The current iteration of bitshares.org is the best yet. In fact, looking at it again, it's almost perfect, just needs some split testing and small improvements.

For starters, the title claim should to be constantly split tested against alternatives, like "Bitshares 2.0 is a decentralized financial universe"; "Bitshares - cryptofinancial independence" etc.

Secondly, the NASDAQ claim is confusing, untrue and most importantly: countereffective. Do you know what doesn't approach the speed of NASDAQ? The NASDAQ itself and any centralized exchanges that don't have to worry about speed. We are framing ourselves as "almost as good" as this other, established thing - that's a big no no in the marketing realm.
The purpose of informational claims is to invoke certain emotions. The emotion that the NASDAQ line brings, along with implication of inferiority, is automatic distrust and the feeling of being bullshited.

Also, the website should link to a simple USD-only mobile app.

25
Stakeholder Proposals / Re: Worker Proposal Review
« on: November 11, 2015, 12:32:54 pm »
Re. #2: Awesome.

Re. #3: Openledger earns money through the referral program. Whether a different wallet/server model will attract more users, is their internal business case. I'm not sure why should the Bitshares network pay for it.

Re. #4: Awesome. API should be the priority.

Re. #5: This seems like development done mainly for the benefit of Identibit, I'm not sure why should the Bitshares network pay for it.

26
General Discussion / Re: Bitcoin Blockchain showing its weakness?
« on: November 09, 2015, 11:38:37 pm »
https://localbitcoins.com/forums/#!/general-discussion

Seems the blockchain cannot handle the traffic with this big rally and we're on a go slow, that is the interpretation anyway (I don't really know), but it must be good for BTS as I understand we will not have this problem? We just need people looking at BTS as an better alternative.

This post by a pool operator confirms it. They are seeing a shift to altcoins as a transfer layer for Bitcoin IOUs.

27
General Discussion / Re: BitShares 2.0.151101 released
« on: November 03, 2015, 05:44:20 pm »
triox-delegate updated

28
General Discussion / Re: If you are a Brownie holder
« on: November 02, 2015, 06:35:40 am »
Ok, I'll bite.

29
I've signed up to github, but I don't know what the hell I'm doing.

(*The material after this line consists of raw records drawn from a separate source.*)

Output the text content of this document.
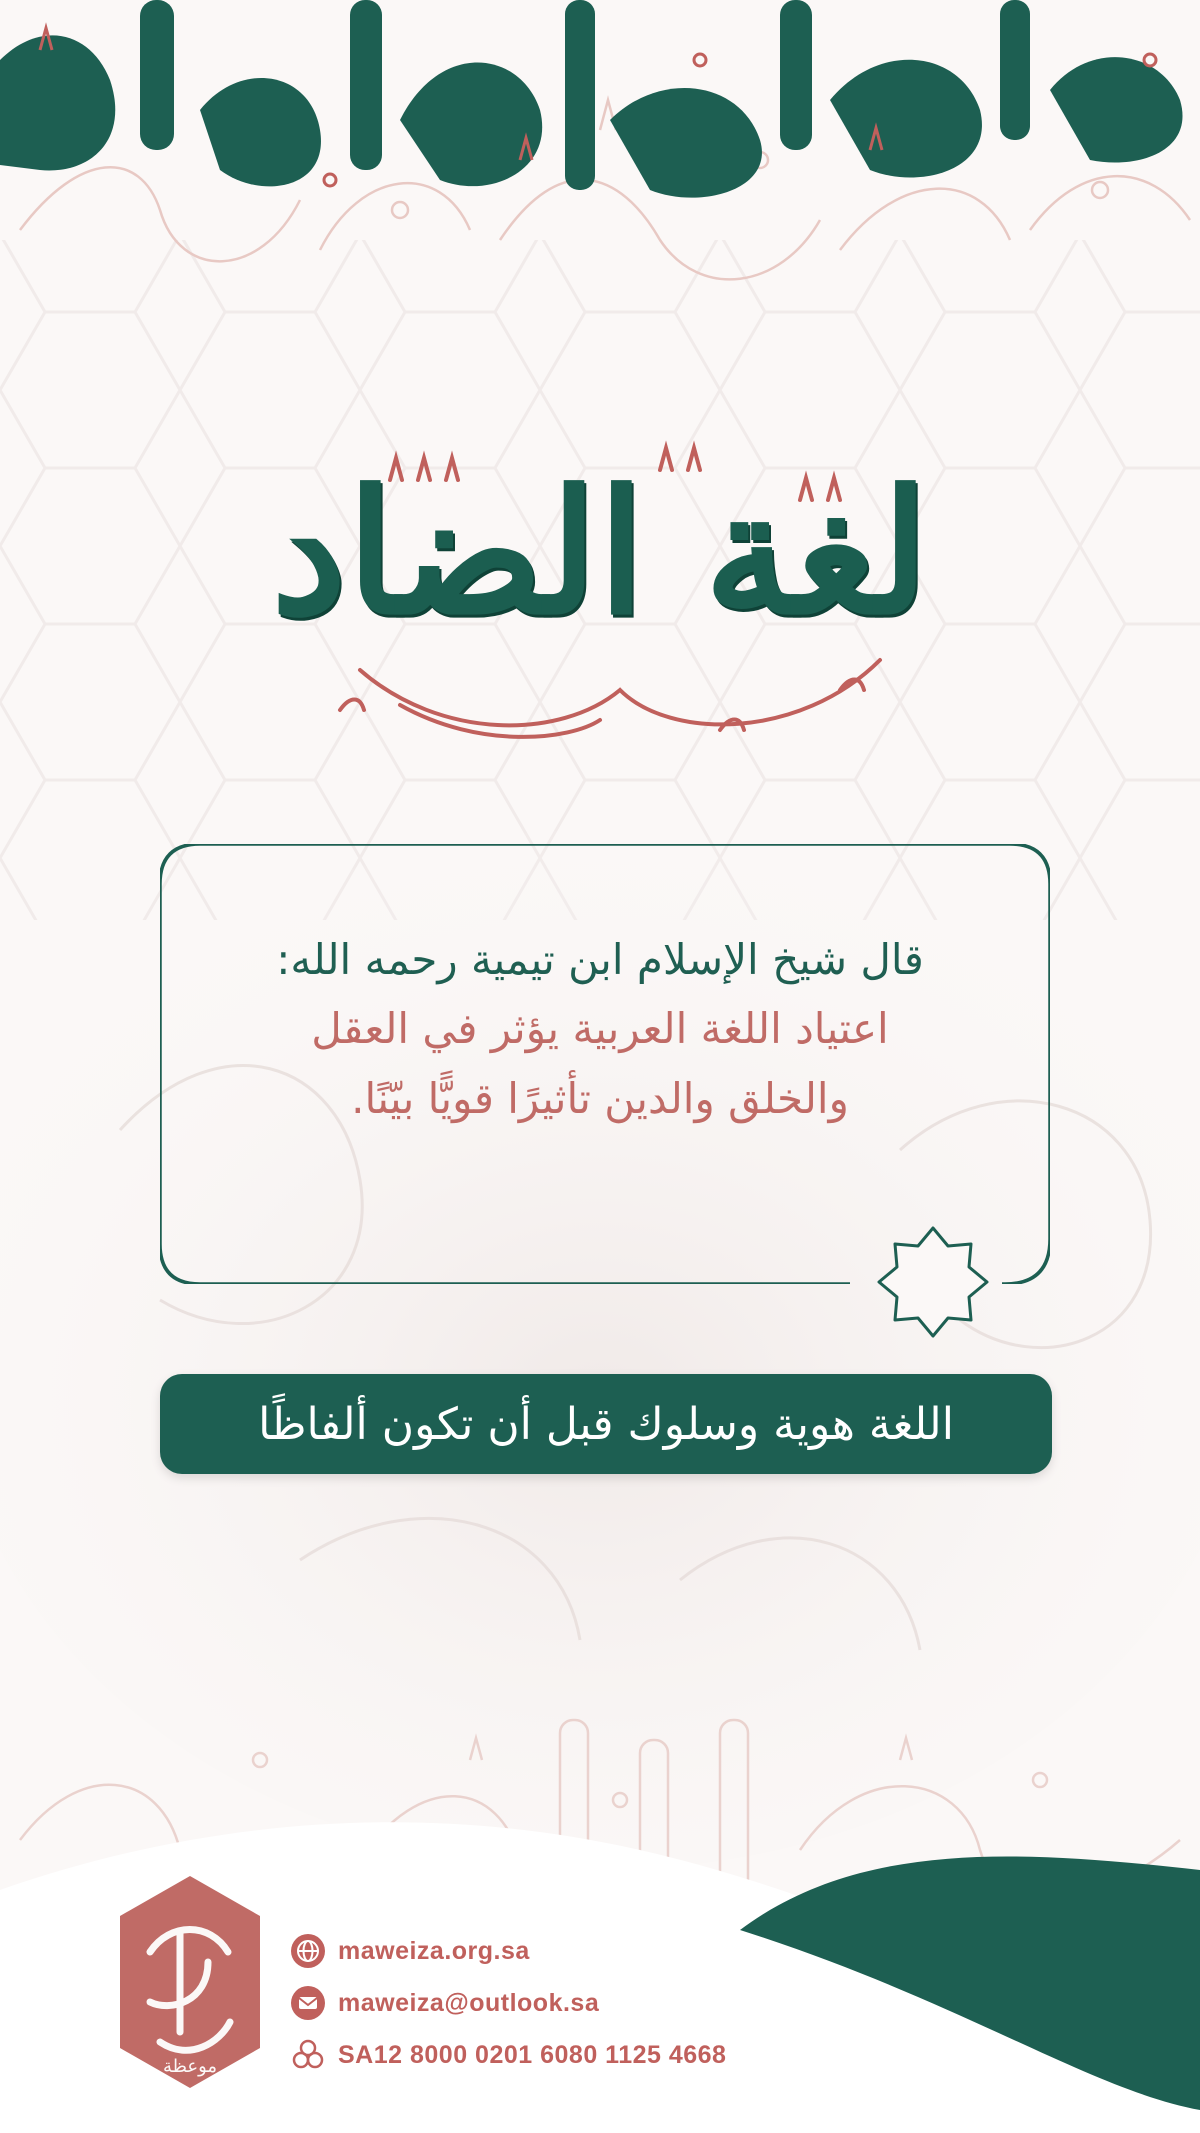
لغة الضاد
قال شيخ الإسلام ابن تيمية رحمه الله:
اعتياد اللغة العربية يؤثر في العقل
والخلق والدين تأثيرًا قويًّا بيّنًا.
اللغة هوية وسلوك قبل أن تكون ألفاظًا
موعظة
maweiza.org.sa
maweiza@outlook.sa
SA12 8000 0201 6080 1125 4668
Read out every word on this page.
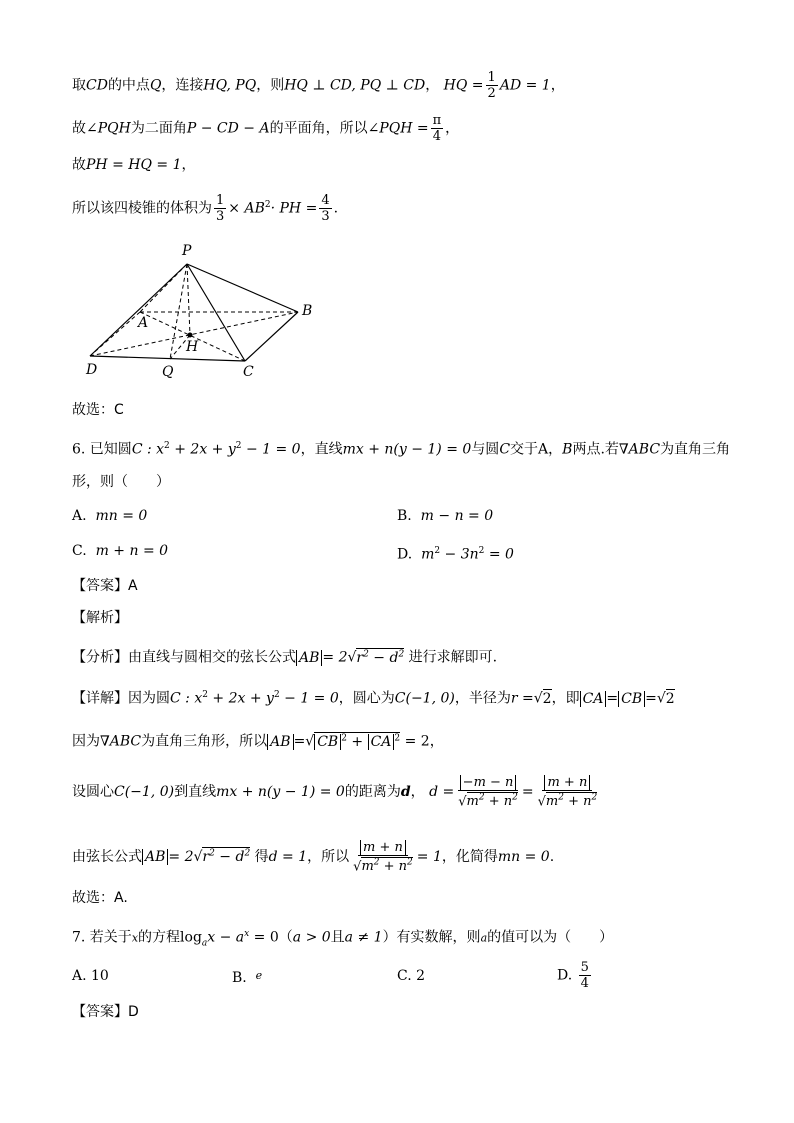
取CD的中点Q，连接HQ, PQ，则HQ ⊥ CD, PQ ⊥ CD， HQ = $\frac{1}{2}$ AD = 1，
故∠PQH为二面角P − CD − A的平面角，所以∠PQH = $\frac{\pi}{4}$ ，
故PH = HQ = 1，
所以该四棱锥的体积为 $\frac{1}{3} \times AB^2\cdot$ PH = $\frac{4}{3}$ .
P
A
B
H
D	Q	C
故选：C
6. 已知圆C : $x^2 + 2x + y^2 - 1 = 0$，直线mx + n(y − 1) = 0与圆C交于A，B两点.若∇ABC为直角三角
形，则（　　）
A. mn = 0	B. m − n = 0
C. m + n = 0	D. $m^2 - 3n^2 = 0$
【答案】A
【解析】
【分析】由直线与圆相交的弦长公式 AB = $2√r^2 - d^2$ 进行求解即可.
【详解】因为圆C : $x^2 + 2x + y^2 - 1 = 0$，圆心为C(−1, 0)，半径为r =√2，即 CA = CB =√2
因为∇ABC为直角三角形，所以 AB =√ CB $^2$ + CA $^2$ = 2，
设圆心C(−1, 0)到直线mx + n(y − 1) = 0的距离为d， $d = \frac{-m - n}{√m^2 + n^2} = \frac{m + n}{√m^2 + n^2}$
由弦长公式 AB = $2√r^2 - d^2$ 得d = 1，所以 $\frac{m + n}{√m^2 + n^2} = 1$，化简得mn = 0.
故选：A.
7. 若关于x的方程$\log_ax - a^x = 0(a > 0$且a ≠ 1）有实数解，则a的值可以为（　　）
A. 10	B. $^e$	C. 2	D. $\frac{5}{4}$
【答案】D
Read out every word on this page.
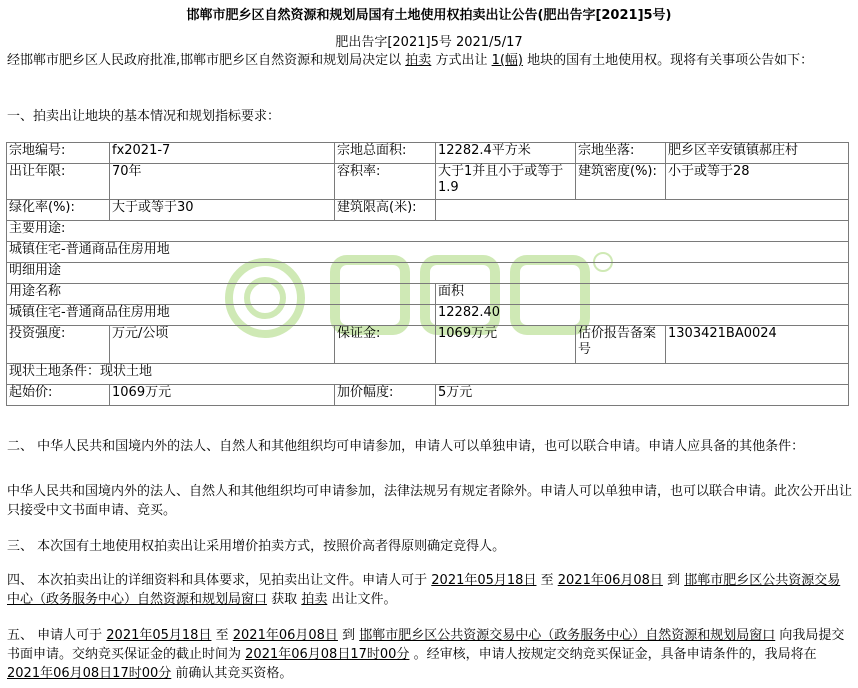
邯郸市肥乡区自然资源和规划局国有土地使用权拍卖出让公告(肥出告字[2021]5号)
肥出告字[2021]5号 2021/5/17
经邯郸市肥乡区人民政府批准,邯郸市肥乡区自然资源和规划局决定以 拍卖 方式出让 1(幅) 地块的国有土地使用权。现将有关事项公告如下：
一、拍卖出让地块的基本情况和规划指标要求：
宗地编号:	fx2021-7	宗地总面积:	12282.4平方米	宗地坐落:	肥乡区辛安镇镇郝庄村
出让年限:	70年	容积率:	大于1并且小于或等于1.9	建筑密度(%):	小于或等于28
绿化率(%):	大于或等于30	建筑限高(米):			
主要用途:					
城镇住宅-普通商品住房用地					
明细用途					
用途名称			面积		
城镇住宅-普通商品住房用地			12282.40		
投资强度:	万元/公顷	保证金:	1069万元	估价报告备案号	1303421BA0024
现状土地条件：现状土地					
起始价:	1069万元	加价幅度:	5万元		
二、 中华人民共和国境内外的法人、自然人和其他组织均可申请参加，申请人可以单独申请，也可以联合申请。申请人应具备的其他条件：
中华人民共和国境内外的法人、自然人和其他组织均可申请参加，法律法规另有规定者除外。申请人可以单独申请，也可以联合申请。此次公开出让只接受中文书面申请、竞买。
三、 本次国有土地使用权拍卖出让采用增价拍卖方式，按照价高者得原则确定竞得人。
四、 本次拍卖出让的详细资料和具体要求，见拍卖出让文件。申请人可于 2021年05月18日 至 2021年06月08日 到 邯郸市肥乡区公共资源交易中心（政务服务中心）自然资源和规划局窗口 获取 拍卖 出让文件。
五、 申请人可于 2021年05月18日 至 2021年06月08日 到 邯郸市肥乡区公共资源交易中心（政务服务中心）自然资源和规划局窗口 向我局提交书面申请。交纳竞买保证金的截止时间为 2021年06月08日17时00分 。经审核，申请人按规定交纳竞买保证金，具备申请条件的，我局将在 2021年06月08日17时00分 前确认其竞买资格。
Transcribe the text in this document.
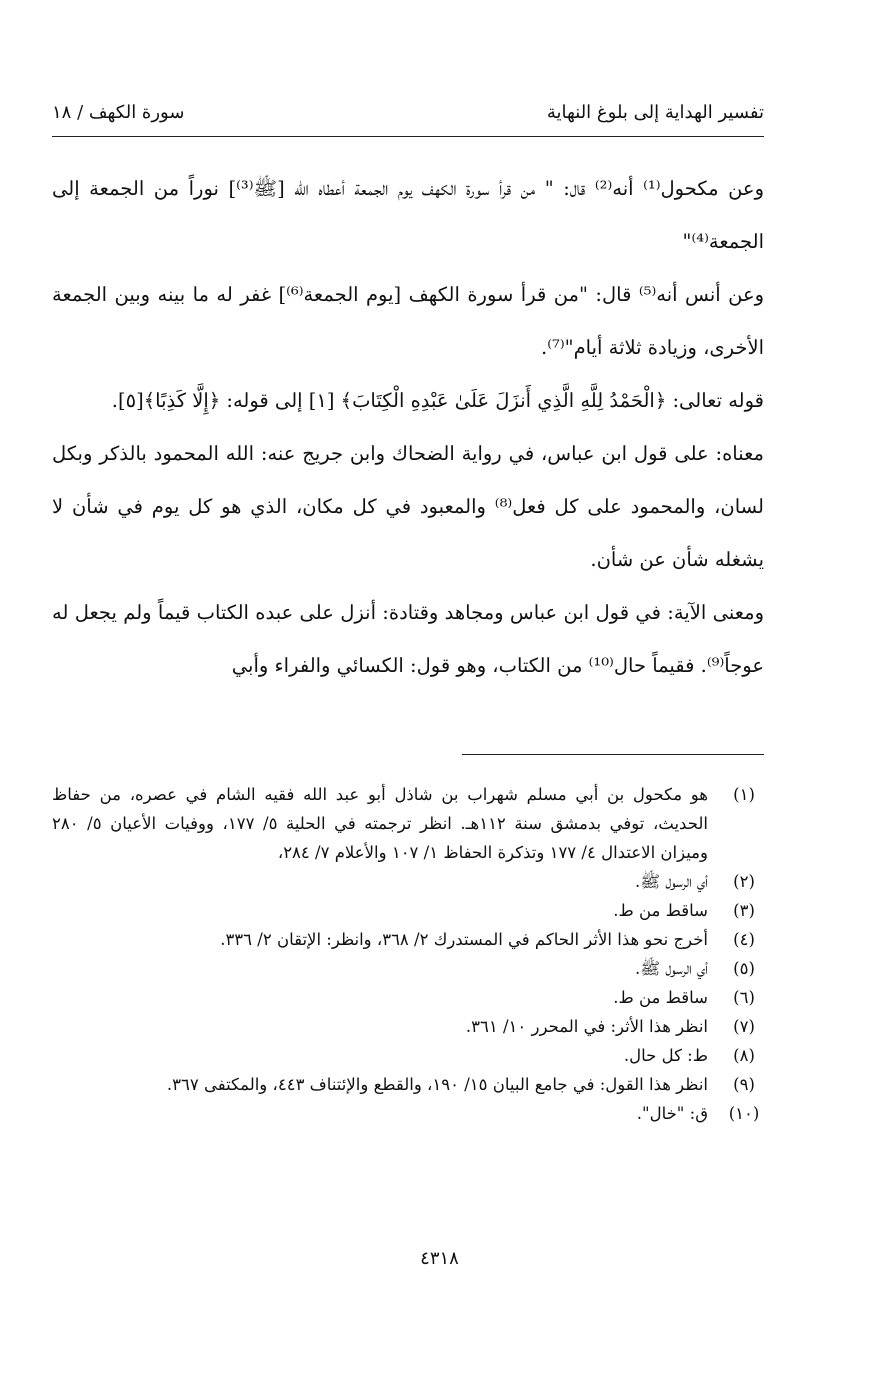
تفسير الهداية إلى بلوغ النهاية
سورة الكهف / ١٨

وعن مكحول⁽¹⁾ أنه⁽²⁾ قال: " من قرأ سورة الكهف يوم الجمعة أعطاه الله [ﷺ⁽³⁾] نوراً من الجمعة إلى الجمعة⁽⁴⁾"

وعن أنس أنه⁽⁵⁾ قال: "من قرأ سورة الكهف [يوم الجمعة⁽⁶⁾] غفر له ما بينه وبين الجمعة الأخرى، وزيادة ثلاثة أيام"⁽⁷⁾.

قوله تعالى: ﴿الْحَمْدُ لِلَّهِ الَّذِي أَنزَلَ عَلَىٰ عَبْدِهِ الْكِتَابَ﴾ [١] إلى قوله: ﴿إِلَّا كَذِبًا﴾[٥].

معناه: على قول ابن عباس، في رواية الضحاك وابن جريج عنه: الله المحمود بالذكر وبكل لسان، والمحمود على كل فعل⁽⁸⁾ والمعبود في كل مكان، الذي هو كل يوم في شأن لا يشغله شأن عن شأن.

ومعنى الآية: في قول ابن عباس ومجاهد وقتادة: أنزل على عبده الكتاب قيماً ولم يجعل له عوجاً⁽⁹⁾. فقيماً حال⁽¹⁰⁾ من الكتاب، وهو قول: الكسائي والفراء وأبي

(١)
هو مكحول بن أبي مسلم شهراب بن شاذل أبو عبد الله فقيه الشام في عصره، من حفاظ الحديث، توفي بدمشق سنة ١١٢هـ. انظر ترجمته في الحلية ٥/ ١٧٧، ووفيات الأعيان ٥/ ٢٨٠ وميزان الاعتدال ٤/ ١٧٧ وتذكرة الحفاظ ١/ ١٠٧ والأعلام ٧/ ٢٨٤،
(٢)
أي الرسول ﷺ.
(٣)
ساقط من ط.
(٤)
أخرج نحو هذا الأثر الحاكم في المستدرك ٢/ ٣٦٨، وانظر: الإتقان ٢/ ٣٣٦.
(٥)
أي الرسول ﷺ.
(٦)
ساقط من ط.
(٧)
انظر هذا الأثر: في المحرر ١٠/ ٣٦١.
(٨)
ط: كل حال.
(٩)
انظر هذا القول: في جامع البيان ١٥/ ١٩٠، والقطع والإئتناف ٤٤٣، والمكتفى ٣٦٧.
(١٠)
ق: "خال".
٤٣١٨
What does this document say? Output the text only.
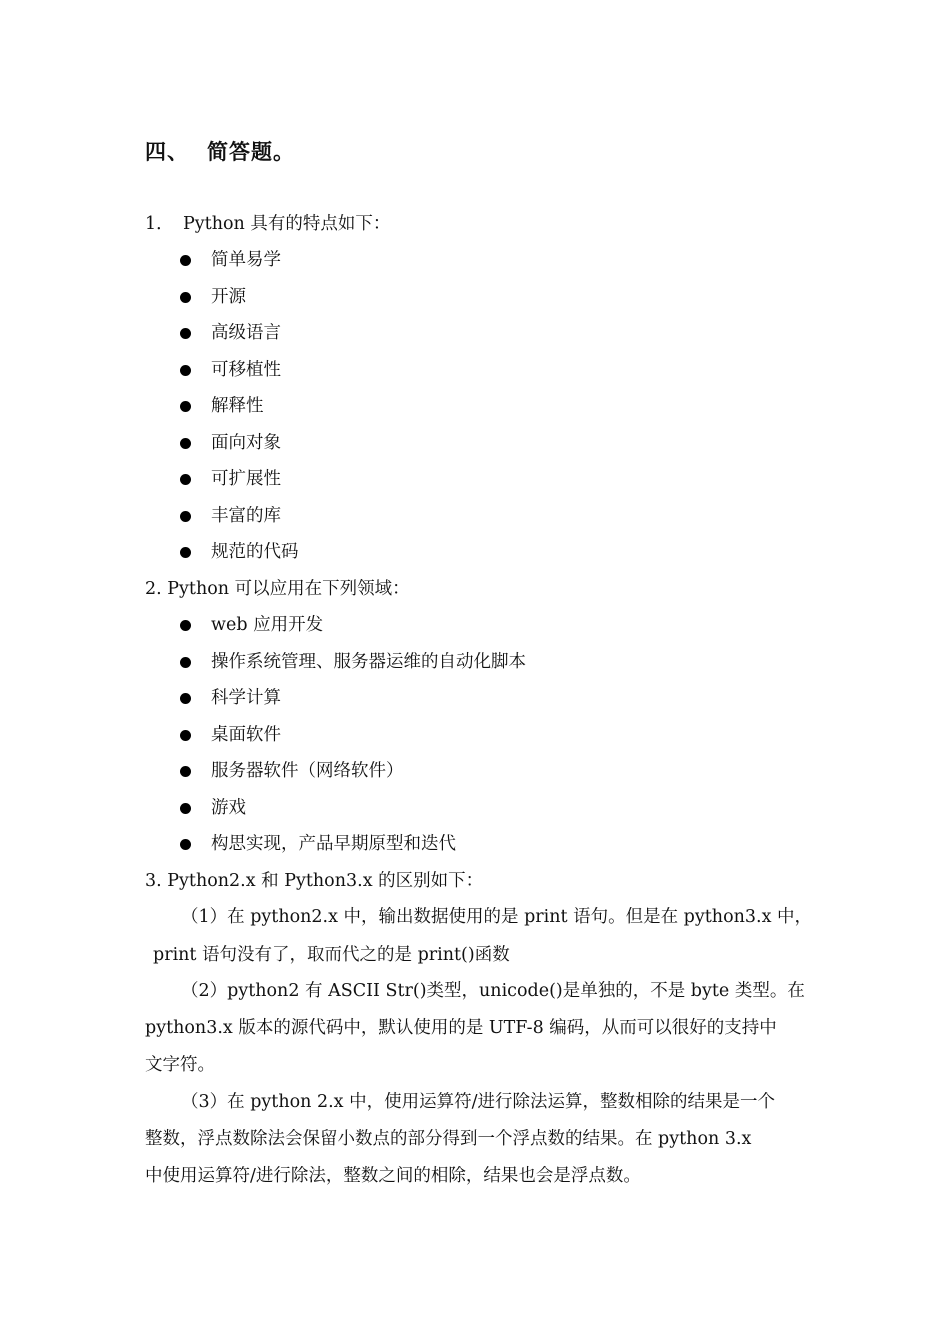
四、 简答题。
1． Python 具有的特点如下：
简单易学
开源
高级语言
可移植性
解释性
面向对象
可扩展性
丰富的库
规范的代码
2. Python 可以应用在下列领域：
web 应用开发
操作系统管理、服务器运维的自动化脚本
科学计算
桌面软件
服务器软件（网络软件）
游戏
构思实现，产品早期原型和迭代
3. Python2.x 和 Python3.x 的区别如下：
（1）在 python2.x 中，输出数据使用的是 print 语句。但是在 python3.x 中，
print 语句没有了，取而代之的是 print()函数
（2）python2 有 ASCII Str()类型，unicode()是单独的，不是 byte 类型。在
python3.x 版本的源代码中，默认使用的是 UTF-8 编码，从而可以很好的支持中
文字符。
（3）在 python 2.x 中，使用运算符/进行除法运算，整数相除的结果是一个
整数，浮点数除法会保留小数点的部分得到一个浮点数的结果。在 python 3.x
中使用运算符/进行除法，整数之间的相除，结果也会是浮点数。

What I dislike about the GUI is the whole concept of "following" other people and their balances. I know this is available on the blockchain, but I don't see why it has to be a part of the default and most wide-spread UI. It's just creepy.

Other than that, the GUI is dynamite.

30
General Discussion / Re: Lowering Transfer Fees
« on: October 22, 2015, 05:23:19 pm »
One perspective that I find missing from the fee discussion is the one that can be learned from other successful affiliate systems. The one that I'm familiar with was (years ago) POKER. It's very similar to what we are doing in that:
a) users have to pay high fees and pay often
b) users are primarily attracted by 'liquidity' (availability of other players).

So what happened in the online poker scene was that competition between poker rooms was happening not via low fees but via HIGH fees that the rooms shared with affiliates who in turn shared them with users in the form of bonuses and 'rakeback'.

So I expect all Bitshares affiliates to eventually pay users a substantial percentage of their fees back. From the users perspective he won't be paying any fees, he'll be 'getting paid' for using the BitShares network.

You may think that it's basically a wash, but a better cash flow for affiliates translates to much better exposure of the system to the outside world.